Auch an der Schrift Linux Libertine (die ich sehr mag) und deren Makros hat sich seither einiges getan und auch diese Änderungen haben sich natürlich auf die alten Dokumente ausgewirkt.

Ich kann nur jedem raten für ein Upgrade auf eine neue Version von TeX Live genug Zeit einzuplanen und alles gut zu testen bzw. es erstmal auf einem anderen System testen.

Julian am :

Hat wirklich jemand behauptet dass TeX fehlerfrei ist? Gibt es solche Software denn? ;-) Ich dachte das ist ja gerade das besondere, dass eben nur noch Fehler behoben werden. Dagegen wird doch die oben geschilderte Befürchtung, dass eine veränderte Silbetrennung das Layout zerschießen könnte, meiner Meinung nach nicht eintreten, da solche elementaren Dinge nicht mehr geändert werden. Falls jemand andere Erfahrungen gemacht hat, lasst es mich wissen. ;-)

Trotzdem Danke für den interessanten Blogeintrag, hätte ehrlich gesagt nicht gedacht, dass in LaTeX solche groben Schnitzer passieren, vielleicht ist es ja "nur" ein kleiner Bug im angesprochenen Paket, der wieder behoben wird.

Dee am :

Knuth hält TeX zumindest für so fehlerfrei, dass er Preise für gefundene Fehler vergibt: https://de.wikipedia.org/wiki/Donald_Ervin_Knuth :)

Und doch, an der Silbentrennung wird ständig weiter gefeilt, weil hier TeX noch nicht perfekt ist.

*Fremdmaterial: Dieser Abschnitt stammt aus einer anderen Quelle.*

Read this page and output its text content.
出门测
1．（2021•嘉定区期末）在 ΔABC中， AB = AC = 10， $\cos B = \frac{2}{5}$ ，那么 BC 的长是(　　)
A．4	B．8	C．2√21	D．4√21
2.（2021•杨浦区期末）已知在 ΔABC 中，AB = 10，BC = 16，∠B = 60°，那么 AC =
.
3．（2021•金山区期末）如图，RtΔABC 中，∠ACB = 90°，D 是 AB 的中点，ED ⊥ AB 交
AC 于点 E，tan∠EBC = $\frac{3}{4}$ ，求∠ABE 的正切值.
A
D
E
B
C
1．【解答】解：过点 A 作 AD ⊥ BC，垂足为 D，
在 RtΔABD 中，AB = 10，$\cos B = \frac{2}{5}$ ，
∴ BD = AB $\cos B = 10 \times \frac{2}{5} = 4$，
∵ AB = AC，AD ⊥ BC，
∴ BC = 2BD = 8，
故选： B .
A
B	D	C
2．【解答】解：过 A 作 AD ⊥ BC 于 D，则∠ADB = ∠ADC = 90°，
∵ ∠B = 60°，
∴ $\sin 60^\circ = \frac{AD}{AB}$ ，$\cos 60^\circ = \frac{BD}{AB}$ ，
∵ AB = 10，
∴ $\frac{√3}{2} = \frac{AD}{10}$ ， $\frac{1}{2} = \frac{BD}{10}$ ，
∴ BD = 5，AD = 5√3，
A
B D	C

Einige Sachen werden falsch getrennt, andere ragen leicht über den Rand hinaus, weil TeX es nicht trennen will.

Und bei LaTeX passiert das wie gesagt, sehr häufig. Das sind schließlich nur Makros von ganz normalen Programmierern. Beim letzten Update von TeX Live 2007 auf TeX Live 2009 hat sich das Verhalten des Paketes "textpos" http://ctan.org/pkg/textpos geändert, was die Reihenfolge von überlagerten Boxen anging. War auch unschön.

In einem größerem Projekt ist man also ständig davon betroffen. Daher wechsel ich die LaTeX-Distribution (Version) nicht so oft.

Dirk Deimeke am :

Ich hatte mit dem Übersetzen des Adminbuchs unter Sabayon auch Probleme. Die Lösung war hier auch ältere Style-Files ins "Compile-Verzeichnis" zu kopieren.

Diese Situation ist nicht zufriedenstellend.

Jochen Schnelle am :

Ja, die Rückwärtskompatibilität... Grundsätzlich halte ich die auch für sinnvoll. Wobei die zu lange zu halten auch hinderlich sein kann - siehe z.B. Windows, was bestimmte Sachen viel zu lange mitgeschleppt hat.

Natürlich kann man auch mit Rückwärtskompatibilität brechen - dann aber bitte explizit und richtig. So "schleichend" wie hier im Beispiel ist das natürlich Mist.

Dirk Deimeke am :

Gebe Dir Recht, aber die Frage ist, wie Du das "nicht schleichend" machen willst. Ich kenne niemanden, der bei Update seines Betriebssystems alle Pakete anschaut, um herauszufinden, was sich geändert hat.

Und ich kenne kaum Leute, die sich alle Warnings eines LaTeX-Laufes durchlesen und sie versuchen zu minimieren.